Culture and Console Connect
Big Interview

Culture and Console Connect

Marc Halbfinger NEW .jpg

PCCW Global has adopted the culture of Console Connect, the platform it acquired in 2017, CEO Marc Halbfinger tells Alan Burkitt-Gray

It will be four years in November since PCCW Global acquired Console Connect’s brand, platform, and technology team, with its network assets and customer contracts hived off and put under separate ownership under the name IX Reach.

Now, Marc Halbfinger, CEO of PCCW Global, recalls that it was more than a takeover. “In 2017 we took the decision that, culturally, Console Connect would be perceived as the acquiring party – we’ve stuck with that message. Console Connect is at the centre of what we do. It is a platform, an automated fabric.”

Halbfinger, a US citizen, has been at PCCW Global as CEO since 2007, though he joined the overall group in 2000, at the start of the “Pacific Century” that is represented by the first two letters of the name.

Pacific Century Cyberworks (PCCW) was founded and is controlled by Hong Kong businessman Richard Li Tzar Kai, son of Li Ka-shing, the 93-year-old businessman whose interests range from transport to the CK Hutchison group of telecoms interests.

PCCW’s boldest move was in 2000 when it bought Hong Kong Telecom (HKT, but the locals tend to call it “Hong Kong T”) from UK group Cable & Wireless for US$38 billion.

That was two and a half years after Hong Kong had ceased to be a British colony and became a special administrative region (SAR) of China.

The overall PCCW parent group holds 52% of HKT, and PCCW Global, its international arm, is a 100% subsidiary of HKT.
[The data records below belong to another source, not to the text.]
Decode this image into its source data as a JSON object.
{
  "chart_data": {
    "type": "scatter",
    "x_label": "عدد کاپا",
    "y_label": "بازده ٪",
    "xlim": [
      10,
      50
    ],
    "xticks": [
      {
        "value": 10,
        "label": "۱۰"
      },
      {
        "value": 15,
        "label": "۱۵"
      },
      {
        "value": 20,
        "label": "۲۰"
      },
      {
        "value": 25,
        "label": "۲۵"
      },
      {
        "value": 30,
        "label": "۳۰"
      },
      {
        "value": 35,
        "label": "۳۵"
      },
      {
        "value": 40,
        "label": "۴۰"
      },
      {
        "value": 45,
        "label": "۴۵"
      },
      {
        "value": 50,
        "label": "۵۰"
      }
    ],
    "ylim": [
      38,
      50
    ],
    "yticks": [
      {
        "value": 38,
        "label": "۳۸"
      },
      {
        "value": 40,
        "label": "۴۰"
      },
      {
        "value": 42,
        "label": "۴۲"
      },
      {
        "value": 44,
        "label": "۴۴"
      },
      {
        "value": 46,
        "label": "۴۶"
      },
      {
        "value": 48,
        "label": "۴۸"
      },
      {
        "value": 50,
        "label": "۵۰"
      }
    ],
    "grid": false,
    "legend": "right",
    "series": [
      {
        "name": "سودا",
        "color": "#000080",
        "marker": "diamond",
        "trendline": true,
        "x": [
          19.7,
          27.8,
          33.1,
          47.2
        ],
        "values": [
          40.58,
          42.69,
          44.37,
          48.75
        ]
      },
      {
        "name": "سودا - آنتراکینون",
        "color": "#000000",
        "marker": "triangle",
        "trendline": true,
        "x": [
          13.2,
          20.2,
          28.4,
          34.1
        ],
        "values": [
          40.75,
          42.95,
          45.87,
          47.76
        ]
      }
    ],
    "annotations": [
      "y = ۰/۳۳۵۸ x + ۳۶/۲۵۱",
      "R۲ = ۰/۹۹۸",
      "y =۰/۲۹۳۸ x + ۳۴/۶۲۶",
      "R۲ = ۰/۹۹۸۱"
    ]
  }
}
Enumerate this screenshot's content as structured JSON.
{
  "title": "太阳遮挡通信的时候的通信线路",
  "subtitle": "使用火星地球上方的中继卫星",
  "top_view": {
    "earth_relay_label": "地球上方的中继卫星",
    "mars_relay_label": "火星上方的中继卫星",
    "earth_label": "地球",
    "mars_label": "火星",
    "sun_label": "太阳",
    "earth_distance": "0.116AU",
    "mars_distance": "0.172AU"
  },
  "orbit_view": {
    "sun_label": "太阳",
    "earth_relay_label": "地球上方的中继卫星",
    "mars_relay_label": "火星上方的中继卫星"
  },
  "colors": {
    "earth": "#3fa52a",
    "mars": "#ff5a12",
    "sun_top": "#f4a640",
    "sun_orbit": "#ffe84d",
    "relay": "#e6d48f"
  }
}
“HKT continues to perform well,” says Halbfinger. “Particularly in times of volatility, people enjoy consistency. PCCW Global is doing well.

Probably the biggest driver is the willingness to continuously transform. I prefer always to try and be positive,” but he adds the all-important rider: “Telecoms must aggressively reshape itself toward technology.”

Behind that remark, no doubt, is the fact that telecoms has changed immensely in the two decades since he joined the organisation and the group was acquiredby Li’s PCCW. Technology has changed, and “technology is front and centre of what we do.

The connectivity business is historically two-dimensional,” says Halbfinger. “Users would order up bandwidth from point A to Z for fixed periods of time. Now the requirement is to link applications such as CRM, ERP and other cloud-native environments.”

Now, “users feel the need to move ahead to a multi-dimensional environment, where they may be able to interoperate with any type of infrastructure, with quality of service, security, etc. And, over time, with complex settlement and perhaps leveraging distributed ledger.”

Cloud services are critical to the way we use the network now. “It’s necessary today to find a direct automatic way to connect to each of them – and we provide that place.” That’s where Console Connect is so important to PCCW Global’s strategy.

It is, he explains, application programming interface (API)-led, “and can be delivered over any infrastructure environment. The API-led platform can be leveraged on for complex ICT use cases.”

And, the service can conduct “hundreds of key applications, some not invented yet”, he adds. “Console Connect has global coverage and global distribution.”

A worldwide company such as PCCW Global has to conform with many laws at the same time, he agrees: “We’re in a position to operate globally with offices around the world. We are able to respond in different jurisdictions to a world that has many more compliance requirements than before.”

But this is where the conversation gets, shall we say, intriguing. That point about “any infrastructure environment” that can deliver Console Connect services. Why is this important? Look at the pressure the Federal Communications Commission (FCC) has put on carriers that stretch from US territory to China.

In mid-2020 the FCC refused to approve the last leg, into Hong Kong, of the Pacific Light Cable Network (PLCN), which starts in Los Angeles: unconscionable to the US regulator.

These are difficult topics, especially for a company that is so beloved in Hong Kong and so much part of the place’s identity.

But an outside observer might surmise that, with Console Connect, PCCW Global has found a way of making itself independent of the fibre network.

At some point, at least. This is not a question for Halbfinger, the CEO of a company owned in that Hong Kong SAR.

He smiles: “Hopefully PCCW Global through Console Connect at its cultural core will be able to take part in that future.